Le prime parole di Matteo Messina Denaro dal carcere: “Vi prego di poter essere curato con le migliori terapie”
Sarebbe apparso spaventato, gentile e garbato. È così che i medici avrebbero descritto Matteo Messina Denaro dopo la prima chemioterapia
Arrivano le prime notizie dal penitenziario de L’Aquila. Matteo Messina Denaro è stato sottoposto ad una prima seduta di chemioterapia e avrebbe confessato ai medici le sue preoccupazioni per il tumore al colon.
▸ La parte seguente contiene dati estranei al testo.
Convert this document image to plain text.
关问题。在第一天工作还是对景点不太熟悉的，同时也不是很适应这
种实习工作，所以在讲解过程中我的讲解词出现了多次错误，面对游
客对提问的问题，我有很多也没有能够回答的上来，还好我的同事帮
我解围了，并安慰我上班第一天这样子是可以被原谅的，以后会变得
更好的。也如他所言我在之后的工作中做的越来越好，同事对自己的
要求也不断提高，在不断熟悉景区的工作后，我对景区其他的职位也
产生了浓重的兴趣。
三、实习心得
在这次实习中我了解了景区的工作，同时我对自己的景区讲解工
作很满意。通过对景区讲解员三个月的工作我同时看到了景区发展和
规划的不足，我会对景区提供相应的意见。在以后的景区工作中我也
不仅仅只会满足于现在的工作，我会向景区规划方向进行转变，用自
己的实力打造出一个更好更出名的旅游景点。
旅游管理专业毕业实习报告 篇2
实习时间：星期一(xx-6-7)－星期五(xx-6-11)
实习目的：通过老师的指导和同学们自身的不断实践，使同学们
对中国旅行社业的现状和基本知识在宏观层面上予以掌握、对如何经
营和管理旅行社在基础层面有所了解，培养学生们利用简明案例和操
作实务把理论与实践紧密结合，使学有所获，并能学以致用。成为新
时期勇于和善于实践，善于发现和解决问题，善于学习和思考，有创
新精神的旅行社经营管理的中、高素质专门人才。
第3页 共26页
Le prime parole del boss, secondo quanto riferito dagli stessi medici, sarebbero state quelle di un uomo preoccupato e spaventato, che li avrebbe trattati con toni garbati e gentili:
“Non ho avuto un’educazione culturale, ma ho letto centinaia di libri. Sono informato sulle cure, vi prego di poter essere trattato con farmaci e terapie migliori”.
Il boss avrebbe chiesto all’equipe medica di essere curato con farmaci speciali utilizzati in Israele. E gli stessi medici, lo avrebbero rassicurato, informandolo che saranno seguite le procedure all’avanguardia come da protocolli internazionali.
Matteo Messina Denaro: un uomo con la paura di morire
Un uomo con la paura di morire, così è stato descritto da quelle uniche persone in camice bianco con le quali il boss ha parlato. Avrebbe perfino precisato di non essere quella persona che viene descritta in tv, indicando il Tg in onda sullo schermo della televisione. Quella stessa televisione che Matteo Messina Denaro non avrebbe guardato dal giorno dell’arresto.
Nessuno della sua famiglia si è ancora recato in prigione per un colloquio. Il suo avvocato avrebbe fatto una sola telefonata. Il boss se ne starebbe nella sua cella con due telegrammi, che continuerebbe a leggere e rileggere.
Nelle prossime settimane, verrà sottoposto ad un secondo ciclo di chemioterapia. È stato riferito che il boss avrebbe risposto bene alle prime cure e che avrebbe avuto, come conseguenza, solo qualche problema gastrointestinale.
Nel frattempo, gli inquirenti continuano a cercare importanti indizi nei suoi covi e stanno cercando di individuare la rete di persone che lo ha aiutato in questi ultimi 30 anni di latitanza.
Hanno travato, in uno dei suoi nascondigli, una revolver calibro 38, carica e 20 cartucce.